Меня интересует история не столько человечества, сколько человеческой фантазии. Я бы назвал себя «рассказчиком». Попросту говоря, я люблю придумывать истории. От древних пещер к Титу Петронию — и дальше, к трубадурам, Шарлю Перро, Гансу Христиану Андерсену — вот такую традицию я продолжаю в своих фильмах: это и не беллетристика, и не документальная литература, ближе всего она к автобиографическому жанру, к идущим в глубину веков вдохновенно рассказанным историям о возвышенной жизни. Вот что я пытаюсь делать. Иногда у меня, получается, иногда — нет, но мне Редко хочется видеть уже законченный фильм: я не думаю, что когда-нибудь смогу выразить все мои чувства на экране. Вдруг то, что я увижу, разочарует меня, и в следующий раз я не отдамся работе всем сердцем, а только так и следует работать.
То, что я стал режиссером и снял «Клоунов», дало мне возможность прожить чужие жизни.

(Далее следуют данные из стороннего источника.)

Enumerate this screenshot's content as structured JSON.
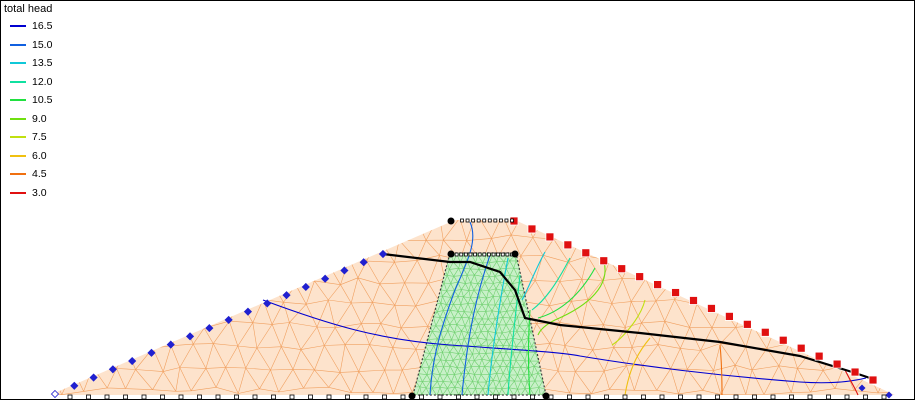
{
  "legend": {
    "title": "total head",
    "entries": [
      {
        "label": "16.5",
        "color": "#0000d0"
      },
      {
        "label": "15.0",
        "color": "#1060e0"
      },
      {
        "label": "13.5",
        "color": "#10c8d8"
      },
      {
        "label": "12.0",
        "color": "#10e0a0"
      },
      {
        "label": "10.5",
        "color": "#20e040"
      },
      {
        "label": "9.0",
        "color": "#70e010"
      },
      {
        "label": "7.5",
        "color": "#c0e010"
      },
      {
        "label": "6.0",
        "color": "#f0c010"
      },
      {
        "label": "4.5",
        "color": "#f07010"
      },
      {
        "label": "3.0",
        "color": "#e01010"
      }
    ]
  },
  "colors": {
    "shell_fill": "#fde3cc",
    "shell_mesh": "#f0a060",
    "core_fill": "#c8f0c8",
    "core_mesh": "#70d070",
    "phreatic_line": "#000000",
    "upstream_bc": "#2020d0",
    "downstream_bc": "#e01010"
  }
}
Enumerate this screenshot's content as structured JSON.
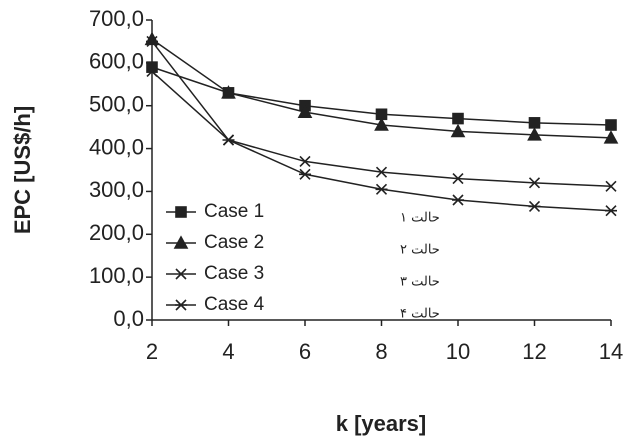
{
  "chart_data": {
    "type": "line",
    "x_label": "k [years]",
    "y_label": "EPC [US$/h]",
    "x": [
      2,
      4,
      6,
      8,
      10,
      12,
      14
    ],
    "series": [
      {
        "name": "Case 1",
        "color": "#222222",
        "marker": "square",
        "values": [
          590,
          530,
          500,
          480,
          470,
          460,
          455
        ]
      },
      {
        "name": "Case 2",
        "color": "#222222",
        "marker": "triangle",
        "values": [
          655,
          530,
          485,
          455,
          440,
          432,
          425
        ]
      },
      {
        "name": "Case 3",
        "color": "#222222",
        "marker": "x",
        "values": [
          580,
          420,
          370,
          345,
          330,
          320,
          312
        ]
      },
      {
        "name": "Case 4",
        "color": "#222222",
        "marker": "star",
        "values": [
          650,
          420,
          340,
          305,
          280,
          265,
          255
        ]
      }
    ],
    "annotations": [
      "حالت ۱",
      "حالت ۲",
      "حالت ۳",
      "حالت ۴"
    ],
    "xlim": [
      2,
      14
    ],
    "xticks": [
      2,
      4,
      6,
      8,
      10,
      12,
      14
    ],
    "ylim": [
      0,
      700
    ],
    "yticks": [
      {
        "value": 0,
        "label": "0,0"
      },
      {
        "value": 100,
        "label": "100,0"
      },
      {
        "value": 200,
        "label": "200,0"
      },
      {
        "value": 300,
        "label": "300,0"
      },
      {
        "value": 400,
        "label": "400,0"
      },
      {
        "value": 500,
        "label": "500,0"
      },
      {
        "value": 600,
        "label": "600,0"
      },
      {
        "value": 700,
        "label": "700,0"
      }
    ],
    "grid": false,
    "legend": "lower left"
  }
}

Комедия всегда привлекала меня, но я не понимаю, что именно нас смешит. Я много думал об этом. Согласно моей теории, смех снимает с нас напряжение, накладываемое репрессивной и нелогичной социальной системой. Но тут я увидел в зоопарке смеющегося шимпанзе. Думаю, он смеялся над моей теорией. Несомненно, у обезьян замечательное чувство юмора.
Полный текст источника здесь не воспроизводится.